The central figure in the Faustian “Mephisto” is actor Hendrik Hofgen (Ned Bellamy), a leading player with a Hamburg theater company who announces happily in the opening moments that Hitler’s coup attempt of 1923 has failed and that the would-be dictator has been jailed. By the end of the play, 10 years later, he has become Hitler’s lackey, the greatest star of the German stage and a wreck of a man.
His colleagues who refused to compromise, such as the devout communist Otto Ulrich (V. J. Foster), the more politically moderate director Magnus Gottchalk (Brian Powell), even the National Socialist believer Hans Miklas (Joseph Grimm), have at least retained their dignity.

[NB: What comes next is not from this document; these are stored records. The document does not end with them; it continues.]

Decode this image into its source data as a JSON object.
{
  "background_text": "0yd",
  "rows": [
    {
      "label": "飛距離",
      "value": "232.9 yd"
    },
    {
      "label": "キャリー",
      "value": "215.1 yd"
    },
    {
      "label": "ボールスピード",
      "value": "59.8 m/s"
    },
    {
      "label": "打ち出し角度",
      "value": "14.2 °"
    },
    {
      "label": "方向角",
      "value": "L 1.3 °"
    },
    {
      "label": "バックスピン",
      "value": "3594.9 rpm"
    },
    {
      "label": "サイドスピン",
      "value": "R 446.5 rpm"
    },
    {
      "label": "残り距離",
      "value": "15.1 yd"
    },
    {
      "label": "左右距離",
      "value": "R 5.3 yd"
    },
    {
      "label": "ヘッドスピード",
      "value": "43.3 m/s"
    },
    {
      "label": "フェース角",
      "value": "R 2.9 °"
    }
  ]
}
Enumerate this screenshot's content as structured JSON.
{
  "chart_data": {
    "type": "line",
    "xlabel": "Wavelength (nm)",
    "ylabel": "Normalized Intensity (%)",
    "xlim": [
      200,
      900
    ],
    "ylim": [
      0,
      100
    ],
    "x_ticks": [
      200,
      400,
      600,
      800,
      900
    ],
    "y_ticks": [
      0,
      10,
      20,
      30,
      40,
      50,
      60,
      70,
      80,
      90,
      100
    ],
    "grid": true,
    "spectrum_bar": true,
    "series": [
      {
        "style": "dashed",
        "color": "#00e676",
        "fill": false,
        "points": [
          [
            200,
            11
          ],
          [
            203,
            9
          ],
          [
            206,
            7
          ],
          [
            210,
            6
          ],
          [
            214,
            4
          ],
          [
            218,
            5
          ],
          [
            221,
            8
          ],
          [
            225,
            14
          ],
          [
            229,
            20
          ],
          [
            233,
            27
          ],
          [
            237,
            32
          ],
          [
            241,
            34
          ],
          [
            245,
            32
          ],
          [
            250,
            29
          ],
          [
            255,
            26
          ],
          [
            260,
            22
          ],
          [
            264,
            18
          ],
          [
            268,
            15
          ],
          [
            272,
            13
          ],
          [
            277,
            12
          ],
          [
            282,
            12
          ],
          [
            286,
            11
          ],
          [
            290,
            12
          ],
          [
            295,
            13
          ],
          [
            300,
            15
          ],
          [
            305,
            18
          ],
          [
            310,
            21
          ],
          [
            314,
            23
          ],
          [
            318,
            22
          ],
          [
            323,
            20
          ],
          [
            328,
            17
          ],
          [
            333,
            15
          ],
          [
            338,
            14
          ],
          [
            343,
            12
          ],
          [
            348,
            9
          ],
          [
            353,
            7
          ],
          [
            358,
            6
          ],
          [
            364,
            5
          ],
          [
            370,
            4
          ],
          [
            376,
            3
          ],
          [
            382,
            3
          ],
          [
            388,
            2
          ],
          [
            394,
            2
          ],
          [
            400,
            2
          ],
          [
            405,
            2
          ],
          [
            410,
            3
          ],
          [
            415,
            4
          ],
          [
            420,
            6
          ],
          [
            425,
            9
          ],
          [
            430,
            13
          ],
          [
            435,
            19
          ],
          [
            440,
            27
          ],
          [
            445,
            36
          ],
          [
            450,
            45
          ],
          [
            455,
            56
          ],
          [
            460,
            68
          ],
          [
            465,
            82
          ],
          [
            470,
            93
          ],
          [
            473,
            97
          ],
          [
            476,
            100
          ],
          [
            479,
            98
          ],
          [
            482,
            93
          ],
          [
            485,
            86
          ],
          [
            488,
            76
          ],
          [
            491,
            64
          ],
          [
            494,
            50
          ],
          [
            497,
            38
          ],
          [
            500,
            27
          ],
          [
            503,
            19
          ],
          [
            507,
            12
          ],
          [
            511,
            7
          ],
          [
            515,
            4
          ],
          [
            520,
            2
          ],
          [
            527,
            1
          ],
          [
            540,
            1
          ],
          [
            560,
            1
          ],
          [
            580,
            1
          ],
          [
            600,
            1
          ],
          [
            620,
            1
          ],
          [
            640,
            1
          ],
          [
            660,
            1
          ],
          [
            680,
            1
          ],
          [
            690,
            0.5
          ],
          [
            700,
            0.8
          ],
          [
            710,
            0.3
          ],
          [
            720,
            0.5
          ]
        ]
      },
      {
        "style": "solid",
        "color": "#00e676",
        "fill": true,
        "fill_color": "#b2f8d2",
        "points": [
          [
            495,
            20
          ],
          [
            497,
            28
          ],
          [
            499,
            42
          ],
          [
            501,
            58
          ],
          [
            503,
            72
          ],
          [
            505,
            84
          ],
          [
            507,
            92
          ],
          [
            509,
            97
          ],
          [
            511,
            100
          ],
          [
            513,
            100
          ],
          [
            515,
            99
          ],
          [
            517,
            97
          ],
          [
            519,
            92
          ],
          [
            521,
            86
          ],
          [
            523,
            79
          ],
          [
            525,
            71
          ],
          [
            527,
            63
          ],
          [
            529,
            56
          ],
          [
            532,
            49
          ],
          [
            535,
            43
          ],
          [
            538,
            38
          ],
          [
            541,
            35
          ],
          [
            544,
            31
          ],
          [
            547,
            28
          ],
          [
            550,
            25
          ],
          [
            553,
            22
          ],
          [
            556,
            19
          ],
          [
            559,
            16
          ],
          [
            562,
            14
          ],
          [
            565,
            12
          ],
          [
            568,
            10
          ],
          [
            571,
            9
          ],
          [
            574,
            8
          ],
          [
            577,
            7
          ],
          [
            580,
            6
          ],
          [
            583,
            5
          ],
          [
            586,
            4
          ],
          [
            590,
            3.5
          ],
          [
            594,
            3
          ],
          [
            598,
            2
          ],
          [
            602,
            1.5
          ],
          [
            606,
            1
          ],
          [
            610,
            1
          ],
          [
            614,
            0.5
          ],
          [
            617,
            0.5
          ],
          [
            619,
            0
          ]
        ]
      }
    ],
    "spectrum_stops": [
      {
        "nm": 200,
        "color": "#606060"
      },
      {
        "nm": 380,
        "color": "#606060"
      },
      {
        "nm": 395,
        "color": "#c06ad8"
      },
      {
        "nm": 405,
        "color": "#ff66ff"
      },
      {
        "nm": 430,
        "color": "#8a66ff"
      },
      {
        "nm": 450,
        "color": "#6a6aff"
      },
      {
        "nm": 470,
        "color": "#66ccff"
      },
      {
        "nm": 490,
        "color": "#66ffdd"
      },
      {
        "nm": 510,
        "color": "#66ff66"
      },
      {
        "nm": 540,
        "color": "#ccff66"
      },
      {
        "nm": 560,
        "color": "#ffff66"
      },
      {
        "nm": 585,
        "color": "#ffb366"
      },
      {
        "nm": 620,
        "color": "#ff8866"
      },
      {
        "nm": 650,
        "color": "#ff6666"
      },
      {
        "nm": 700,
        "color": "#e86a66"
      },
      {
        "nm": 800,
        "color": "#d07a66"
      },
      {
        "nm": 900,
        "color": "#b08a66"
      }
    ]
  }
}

The reason for the shrillness of this piece is that the characters are defined by their politics and not the other way around. The slightly Brechtian style that Robbins employs, in which it feels that characters are giving speeches even when they’re not, makes this even more obvious. It works for some of the performances — Patti Tippo is delightful and believable as the bigger-than-life Jewish actress — but it inhibits others. Bellamy’s performance is too one-note to make the subtleties of the character’s arc work.
The best moments in “Mephisto” involve the underground theater movement, a radical theater referred to as a Peppermill, addressing the immediate politics of the moment. Presented in a wonderfully stylized comic format, these pieces are too few and far between, but they do inject needed life into this overlong eveningfilled with a stale sentimentalism and peppered with pretentiousness.